Uncovered Treasure From My Teens

Here it is

I took the time to step outside myself and open up my door,

to see if there was something missing from me or if there was more,

and to find the answers that I think I’m looking for.

Life’s full of questions and each time one is answered there seems to be just one more.

I believe I have the answers, but to find them I’d have to reach my inner core.

If I have the answers then I ask, what am I looking for?

I know the right things in life I’m supposed to do. 

I know the wrong thing’s in life I’m not to do.

I know what philosophies to live by,

I know that it is okay to cry. 

I know to take my innocence along with me,

I know the only one who gives me freedom is me.

What I know is that I know nothing.

I don’t know how to live to live.

I don’t know how much life can give.

I’m still young, still a song un-sung, a puzzle left un-done,

still half empty of half full,

still trying so hard to be cool.

Now that I’m outside myself I’m looking through my window.

The glass used to be so unclear, but I did grow.

I’m still like a 4th grade project wrapped up in paper mache.

You still can’t see me or hear what I have to say. I want to find my authentic self,

I want to express my inner wealth.

I won’t try, I’ll just do it.

I’ll rip it off; uncover the soft.

I know the right things in life I’m supposed to do. 

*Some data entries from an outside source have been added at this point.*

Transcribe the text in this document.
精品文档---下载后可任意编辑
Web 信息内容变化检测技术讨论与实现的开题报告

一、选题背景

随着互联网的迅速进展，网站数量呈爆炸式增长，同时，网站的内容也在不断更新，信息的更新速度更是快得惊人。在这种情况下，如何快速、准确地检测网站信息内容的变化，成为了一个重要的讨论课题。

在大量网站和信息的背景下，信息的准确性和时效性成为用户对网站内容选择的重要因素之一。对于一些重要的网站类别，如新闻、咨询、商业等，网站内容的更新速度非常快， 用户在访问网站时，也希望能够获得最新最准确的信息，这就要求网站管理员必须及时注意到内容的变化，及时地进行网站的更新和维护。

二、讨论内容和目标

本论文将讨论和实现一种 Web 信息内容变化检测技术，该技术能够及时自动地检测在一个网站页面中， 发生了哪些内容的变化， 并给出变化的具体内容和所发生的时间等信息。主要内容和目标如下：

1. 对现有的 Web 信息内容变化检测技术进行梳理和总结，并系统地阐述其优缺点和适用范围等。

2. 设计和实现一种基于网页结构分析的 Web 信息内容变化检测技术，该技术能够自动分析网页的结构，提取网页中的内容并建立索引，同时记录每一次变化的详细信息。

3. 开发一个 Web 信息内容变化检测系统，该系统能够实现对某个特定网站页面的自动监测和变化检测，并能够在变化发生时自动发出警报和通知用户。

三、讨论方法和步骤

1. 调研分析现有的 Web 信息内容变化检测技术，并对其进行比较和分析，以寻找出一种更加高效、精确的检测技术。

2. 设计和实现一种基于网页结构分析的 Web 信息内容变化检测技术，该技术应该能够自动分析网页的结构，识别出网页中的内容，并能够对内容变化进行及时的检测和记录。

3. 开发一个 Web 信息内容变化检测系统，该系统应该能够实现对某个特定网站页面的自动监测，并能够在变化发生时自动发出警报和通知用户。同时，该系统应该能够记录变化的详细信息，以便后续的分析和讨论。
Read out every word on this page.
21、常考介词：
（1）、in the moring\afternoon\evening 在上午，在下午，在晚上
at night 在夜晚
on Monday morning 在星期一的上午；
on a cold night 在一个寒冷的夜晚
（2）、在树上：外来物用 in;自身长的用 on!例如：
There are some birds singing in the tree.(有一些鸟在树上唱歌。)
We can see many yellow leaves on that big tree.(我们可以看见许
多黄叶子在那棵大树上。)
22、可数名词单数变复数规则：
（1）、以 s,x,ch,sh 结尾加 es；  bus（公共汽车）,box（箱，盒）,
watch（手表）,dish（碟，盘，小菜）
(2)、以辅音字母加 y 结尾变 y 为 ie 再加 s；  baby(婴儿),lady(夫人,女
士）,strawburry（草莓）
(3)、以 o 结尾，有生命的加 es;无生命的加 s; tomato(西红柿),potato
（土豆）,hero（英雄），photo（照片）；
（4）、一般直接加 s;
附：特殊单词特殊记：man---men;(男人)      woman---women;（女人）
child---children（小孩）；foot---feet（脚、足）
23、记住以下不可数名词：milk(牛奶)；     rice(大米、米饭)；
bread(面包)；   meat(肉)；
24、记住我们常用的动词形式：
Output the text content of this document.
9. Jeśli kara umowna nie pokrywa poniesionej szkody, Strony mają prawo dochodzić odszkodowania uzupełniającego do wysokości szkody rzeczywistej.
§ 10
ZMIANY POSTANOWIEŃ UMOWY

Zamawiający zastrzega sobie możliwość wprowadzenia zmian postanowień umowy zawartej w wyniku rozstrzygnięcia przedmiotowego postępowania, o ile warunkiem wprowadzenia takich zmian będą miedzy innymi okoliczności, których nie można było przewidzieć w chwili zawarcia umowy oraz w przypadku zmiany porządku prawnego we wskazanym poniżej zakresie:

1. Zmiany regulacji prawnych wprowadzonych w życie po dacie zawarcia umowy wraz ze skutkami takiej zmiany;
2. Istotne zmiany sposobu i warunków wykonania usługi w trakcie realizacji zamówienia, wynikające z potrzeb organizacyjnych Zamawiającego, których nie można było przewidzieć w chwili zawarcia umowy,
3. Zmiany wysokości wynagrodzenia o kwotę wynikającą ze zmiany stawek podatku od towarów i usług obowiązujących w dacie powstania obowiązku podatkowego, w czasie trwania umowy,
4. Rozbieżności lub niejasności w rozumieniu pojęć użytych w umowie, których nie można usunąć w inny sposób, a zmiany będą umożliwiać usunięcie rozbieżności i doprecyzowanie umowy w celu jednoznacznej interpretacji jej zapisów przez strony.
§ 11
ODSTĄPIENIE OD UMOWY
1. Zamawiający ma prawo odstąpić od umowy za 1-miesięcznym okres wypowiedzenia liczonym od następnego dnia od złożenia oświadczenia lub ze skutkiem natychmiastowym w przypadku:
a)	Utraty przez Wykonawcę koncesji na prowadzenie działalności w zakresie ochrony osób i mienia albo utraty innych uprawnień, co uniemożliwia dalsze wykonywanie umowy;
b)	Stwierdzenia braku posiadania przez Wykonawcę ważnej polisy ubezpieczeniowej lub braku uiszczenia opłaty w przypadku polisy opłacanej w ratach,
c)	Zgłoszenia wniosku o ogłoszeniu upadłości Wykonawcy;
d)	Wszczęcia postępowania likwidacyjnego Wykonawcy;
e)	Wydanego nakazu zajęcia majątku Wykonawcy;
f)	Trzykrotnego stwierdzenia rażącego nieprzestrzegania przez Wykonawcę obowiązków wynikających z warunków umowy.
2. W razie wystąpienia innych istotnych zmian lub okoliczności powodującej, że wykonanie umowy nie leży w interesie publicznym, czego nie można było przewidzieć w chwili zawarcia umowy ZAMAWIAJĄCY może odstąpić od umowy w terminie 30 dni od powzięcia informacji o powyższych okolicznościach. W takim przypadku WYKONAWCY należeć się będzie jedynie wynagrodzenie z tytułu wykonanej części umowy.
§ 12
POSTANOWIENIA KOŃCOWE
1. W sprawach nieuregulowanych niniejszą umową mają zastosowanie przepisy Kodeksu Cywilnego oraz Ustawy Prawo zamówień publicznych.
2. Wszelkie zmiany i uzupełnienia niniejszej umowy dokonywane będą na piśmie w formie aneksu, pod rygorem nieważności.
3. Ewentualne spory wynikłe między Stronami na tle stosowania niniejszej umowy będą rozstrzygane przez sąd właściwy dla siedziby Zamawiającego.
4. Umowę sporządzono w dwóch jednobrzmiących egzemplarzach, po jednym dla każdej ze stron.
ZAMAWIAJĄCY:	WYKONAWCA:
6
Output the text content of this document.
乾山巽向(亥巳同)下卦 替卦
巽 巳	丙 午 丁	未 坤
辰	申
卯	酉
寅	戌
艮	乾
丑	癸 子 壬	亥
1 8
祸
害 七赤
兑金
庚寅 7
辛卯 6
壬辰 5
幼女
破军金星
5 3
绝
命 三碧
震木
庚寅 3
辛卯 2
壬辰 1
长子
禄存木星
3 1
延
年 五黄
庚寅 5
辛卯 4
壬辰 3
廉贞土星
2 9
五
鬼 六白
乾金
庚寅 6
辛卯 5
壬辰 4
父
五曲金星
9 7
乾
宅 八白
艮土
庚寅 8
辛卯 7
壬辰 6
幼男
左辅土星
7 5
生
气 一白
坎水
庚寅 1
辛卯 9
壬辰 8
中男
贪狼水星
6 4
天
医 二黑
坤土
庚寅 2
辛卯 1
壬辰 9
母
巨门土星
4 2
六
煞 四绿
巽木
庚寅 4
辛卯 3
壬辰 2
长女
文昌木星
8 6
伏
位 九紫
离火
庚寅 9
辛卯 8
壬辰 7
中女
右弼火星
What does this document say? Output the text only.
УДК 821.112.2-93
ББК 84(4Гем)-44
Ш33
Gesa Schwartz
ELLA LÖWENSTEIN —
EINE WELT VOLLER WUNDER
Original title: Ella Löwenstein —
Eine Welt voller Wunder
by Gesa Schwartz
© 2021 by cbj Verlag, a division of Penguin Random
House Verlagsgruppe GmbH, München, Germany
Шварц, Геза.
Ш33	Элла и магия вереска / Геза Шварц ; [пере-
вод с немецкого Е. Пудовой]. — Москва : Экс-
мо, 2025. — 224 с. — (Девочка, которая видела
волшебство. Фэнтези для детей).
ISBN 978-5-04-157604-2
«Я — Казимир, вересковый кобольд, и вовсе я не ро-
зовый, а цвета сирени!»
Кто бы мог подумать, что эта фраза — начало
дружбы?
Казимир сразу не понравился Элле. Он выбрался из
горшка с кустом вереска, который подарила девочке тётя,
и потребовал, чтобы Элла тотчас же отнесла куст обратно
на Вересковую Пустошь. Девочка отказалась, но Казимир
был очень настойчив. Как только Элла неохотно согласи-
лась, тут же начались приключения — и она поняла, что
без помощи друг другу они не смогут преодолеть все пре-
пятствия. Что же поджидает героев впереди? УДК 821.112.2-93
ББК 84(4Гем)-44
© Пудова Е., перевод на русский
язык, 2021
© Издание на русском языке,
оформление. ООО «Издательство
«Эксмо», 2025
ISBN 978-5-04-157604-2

I know the wrong thing’s in life I’m not to do.

I know what philosophies to live by,

I know that it is okay to cry. 

I know to take my innocence along with me,

I know the only one who gives me freedom is me.

I used to look at all my problems as an excuse.

I used to look at all my problems as problems.

Not anymore, life’s no longer a chore,

no longer a bore, but a quest.

I underestimated the value of what I have.

I used to fly by the good to find the bad.

Then I came here and everything changed.

I’ve turned the page in my book,

’cause you opened my eyes; you made me take a second look.

I know the right things in life I’m supposed to do. 

I know the wrong thing’s in life I’m not to do.

I know what philosophies to live by,

I know that it is okay to cry. 

I know to take my innocence along with me,

I know the only one who gives me freedom is me.

Thrown into high school, 0 was my score.

I knew I came here for a reason, now my score is more.

I thought that by now, I’d meet the undiscovered me,

what I didn’t realize is that life is like a tree,

and she is at the top and right now I am as high as can be.

The her I’m searching for is the me I see in my dreams, the me I think I must redeem.

I have circled around me for hours.

Thought and thought, took many showers.

Now here I am back in my skin. I feel as though I did win.

I am in chains, but I won’t commit a sin.

I finally broke down my door, what else in life could I ask for?

I wrote this song/poem when I was 15 years old. My freshmen English teacher, Bo Cheli, assigned us the unorthodox homework to write a song. Not only did he make us write it, he made us SING it in front of the entire class. I was the first in my class to go. “Who will go first? (Cheli scans the room) …ABG, you’re up”. (In my head, “Ohhh gawwwwd, whyyy?!”) It was obviously so nerve-wrecking, but still a memory I’ll always look back on so very fondly as it was actually not so bad exposing myself my fellow-classmates at that time. Of course we were all such different people, but sitting there in that room made us one. With the help of Cheli and his teaching, we all understood each other. We were all there for each other. I’m amazed at what I expressed here. Geez, who was that girl? Is she still in here? Can I be her? I’ve probably achieved more than that girl ever imagined she’d do in life. I’d make her so proud. That makes me smile. But she wouldn’t like my inner voices at all. Cheli was my current age when he taught that class. I’m curious what freed him from the powerful grip of scary adulthood. I’ve just begun to loosen the grip. I won’t quit. I’ve got my work cut out for me, but I’ve conquered worse! Uncovering this poem gives me even more strength to stop being so scared and take my rightful place as the one who has the grip on life and all it has to offer!